I got to take a trip to the Ministry of Transportation yesterday.
It was 5 short years ago (holy shit, that was 5 years ago!) that I got my license. Here in Ontario, we have a graduated licensing system, so when I was 16 I wrote my G1 test and started driving with 'supervision'. The next step was 8 months later, when I did my first driving test, passing my G2. I could drive by myself with no restrictions (except no blood-alcohol count allowed).
My license expires in September, and to keep from loosing it, I had to take yet another driving test to confirm that indeed I can drive. So I got the great pleasure of doing my final road test and solidifying myself as a fully licensed driver.
I arrived well in advance, sat in my car and listened to the radio, trying to keep my mind from psyching myself out too badly. When my examiner arrived, I thought I was screwed. She was a little over 5 feet tall, short hair and a serious face, and looked to be wearing army-issue pants. In retrospect, she looked like she belonged marching across the deck of an aircraft carrier, not across a parking lot to administer a driving test.
She arrived at my window and without a smile said, "Steve, turn on your left indicator."
Well, good morning to you! And here I was thinking if I'm friendly to her, it won't be so stupidly formal.
We ran through all the lights on the car, then she got settled in to the passenger seat. A moment later and we were on our way, my hands choking the steering wheel at 10 and 2, eyes darting from mirror to road and back to mirror. Honestly, I think it's safer to drive casually rather than with such 'attentiveness', because it felt like I spent more time looking behind me than I did to see what I was driving into in front of me.
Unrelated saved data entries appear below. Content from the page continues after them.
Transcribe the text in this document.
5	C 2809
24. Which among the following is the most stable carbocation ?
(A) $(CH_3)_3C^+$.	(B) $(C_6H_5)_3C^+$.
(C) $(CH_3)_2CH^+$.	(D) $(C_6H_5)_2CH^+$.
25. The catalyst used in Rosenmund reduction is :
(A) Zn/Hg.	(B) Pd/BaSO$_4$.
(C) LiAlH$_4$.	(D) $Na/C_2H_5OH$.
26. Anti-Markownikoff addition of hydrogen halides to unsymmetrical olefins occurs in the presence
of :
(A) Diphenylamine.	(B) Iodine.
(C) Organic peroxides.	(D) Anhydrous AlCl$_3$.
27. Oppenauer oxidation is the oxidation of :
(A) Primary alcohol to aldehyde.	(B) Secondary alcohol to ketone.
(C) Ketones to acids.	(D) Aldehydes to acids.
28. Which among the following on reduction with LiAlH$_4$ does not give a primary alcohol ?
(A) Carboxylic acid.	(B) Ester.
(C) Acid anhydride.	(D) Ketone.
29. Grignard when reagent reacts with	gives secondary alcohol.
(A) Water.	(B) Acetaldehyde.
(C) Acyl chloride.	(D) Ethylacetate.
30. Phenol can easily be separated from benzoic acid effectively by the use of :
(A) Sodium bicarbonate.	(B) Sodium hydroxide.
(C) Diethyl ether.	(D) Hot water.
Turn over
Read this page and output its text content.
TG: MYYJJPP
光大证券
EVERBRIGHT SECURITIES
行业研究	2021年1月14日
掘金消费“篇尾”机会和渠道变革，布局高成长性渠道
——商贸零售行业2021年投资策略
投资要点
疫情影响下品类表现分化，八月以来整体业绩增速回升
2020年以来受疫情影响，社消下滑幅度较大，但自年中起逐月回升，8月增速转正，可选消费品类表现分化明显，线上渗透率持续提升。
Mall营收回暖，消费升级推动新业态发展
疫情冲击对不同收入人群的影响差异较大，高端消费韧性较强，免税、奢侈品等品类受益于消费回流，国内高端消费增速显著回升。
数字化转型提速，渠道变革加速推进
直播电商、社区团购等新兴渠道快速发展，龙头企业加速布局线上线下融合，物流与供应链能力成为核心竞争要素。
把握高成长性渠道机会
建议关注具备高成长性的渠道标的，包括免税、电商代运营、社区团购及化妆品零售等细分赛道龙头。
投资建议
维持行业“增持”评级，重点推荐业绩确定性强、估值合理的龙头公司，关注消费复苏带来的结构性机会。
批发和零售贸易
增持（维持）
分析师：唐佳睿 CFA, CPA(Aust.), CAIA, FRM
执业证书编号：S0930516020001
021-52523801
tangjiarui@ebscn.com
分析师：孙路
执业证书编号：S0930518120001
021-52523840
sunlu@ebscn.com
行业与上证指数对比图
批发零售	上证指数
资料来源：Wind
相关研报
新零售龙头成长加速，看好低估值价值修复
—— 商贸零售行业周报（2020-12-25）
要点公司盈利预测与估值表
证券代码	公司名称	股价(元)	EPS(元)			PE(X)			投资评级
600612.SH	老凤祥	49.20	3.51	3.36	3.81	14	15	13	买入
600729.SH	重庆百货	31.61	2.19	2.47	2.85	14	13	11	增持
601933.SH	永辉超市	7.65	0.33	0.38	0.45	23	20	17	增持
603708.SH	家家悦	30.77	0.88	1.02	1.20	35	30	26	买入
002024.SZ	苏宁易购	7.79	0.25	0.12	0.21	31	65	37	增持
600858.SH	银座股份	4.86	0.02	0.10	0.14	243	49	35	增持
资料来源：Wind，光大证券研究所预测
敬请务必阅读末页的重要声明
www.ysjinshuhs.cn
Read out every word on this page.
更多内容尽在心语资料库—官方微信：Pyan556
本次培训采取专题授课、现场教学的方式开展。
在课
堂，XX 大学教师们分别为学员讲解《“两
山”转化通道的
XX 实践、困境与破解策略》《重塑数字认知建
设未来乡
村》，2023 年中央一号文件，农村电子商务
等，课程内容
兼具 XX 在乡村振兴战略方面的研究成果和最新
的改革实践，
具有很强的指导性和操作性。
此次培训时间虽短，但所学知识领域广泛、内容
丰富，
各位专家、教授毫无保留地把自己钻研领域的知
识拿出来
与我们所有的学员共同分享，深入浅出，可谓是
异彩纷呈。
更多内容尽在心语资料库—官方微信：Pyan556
The test took far longer than expected, roughly 25 minutes. I had left the radio on it's lowest volume setting, and she didn't ask me to turn it off, which helped break the monotony of the exercise. We were driving down a quiet residential street, when a police cruiser rounded the corner in front of me and sped down the middle of the street. I got to demonstrate my keen driving skills, signaling and pulling off to the curb to let the emergency vehicle pass us by.
"That wasn't very nice of him," commented the examiner. I tried to make light of the situation, but my comment fell into an uncomfortable silence. Apparently only She may talk.
I was almost finished, when she asked me to do an emergency stop. I signaled, did the mirror check thing, and was angling myself to the curb while at the same time fumbling for the 4-way flasher knob, which is conveniently hidden under the steering wheel.
"You're going to hit the curb," was all she said.
Then it happened, just as I was rolling to a stop, my wheel tapped the side of the curb.
Shit.
"Well," she said, in the same voice she'd used the entire time. "Seems like we found ourselves in our own 'emergency'."
I nervously sucked in breath, reviewing in my mind if hitting the curb means an automatic failure or not. We resumed and finished the test. In the Test Centre lot, she pulled a sheet from her clipboard and handed it to me.
"You passed," she said, and slung herself out of the door.
I happily took my paperwork into the office, where I was informed that even though I had passed, I still have to renew my license in September, and get a new picture taken. And for the low price of $60, I could have it done that very morning, while I was dressed in rumpled clothes with three days worth of growth on my face!
Ultimately I passed on the new photo, opting to do it in August when I actually tried to look nice for it. After all, this is my usual identification, and I don't want to look like an insane, sleep deprived maniac. The way my license is right now, I look, well, 16 years old, and it's been rejected several times recently because people just don't believe I'm the same person. Well, duh, there's a big difference between a 16-year-old and a 20-year-old.
I now have to wait pensively by the mailbox for my new G license to arrive, and have my official driving career begin.
5 comments:
Heh. The pic on my driver license is almost 10 years old, and had I not moved out of state I'd be able to renew it by mail... Then by the next expiration (10 years later) I'd be more than twice as old as as I was in the pic!
I look 12 in it.
Nothing Golden Stays
They didn't give me the option to retake the picture when I got my G.
Glad you passed!!!
My drivers license photo is 4 years old. My license won't have to be renewed until 2011 and so the picture will be like 8 years old then. It is from when I was 15.
When I took my driver's test the lady just pointed and didn't actually say "go this way," etc. Then she saw a bus driver on her cell phone and went off on a tangent about how unsafe that was and it bothers her. I said I see school bus drivers on their phone all the time etc. and this conversation lasted several minutes. We got back to the DMV, parked, then my mom was standing outside waiting for me looking as I just sat there and talked to this lady. It made my mom think I failed because the lady was just talking nonstop.
Damn, that's the kind of system that Washington State needs to adopt. All US states for that matter. Instead we have a bunch of psychos armed with one-ton machines heading right at each other at 50 MPH!
I renewed my license in March ... I suppose the photo could be worse, but I think it makes me look old.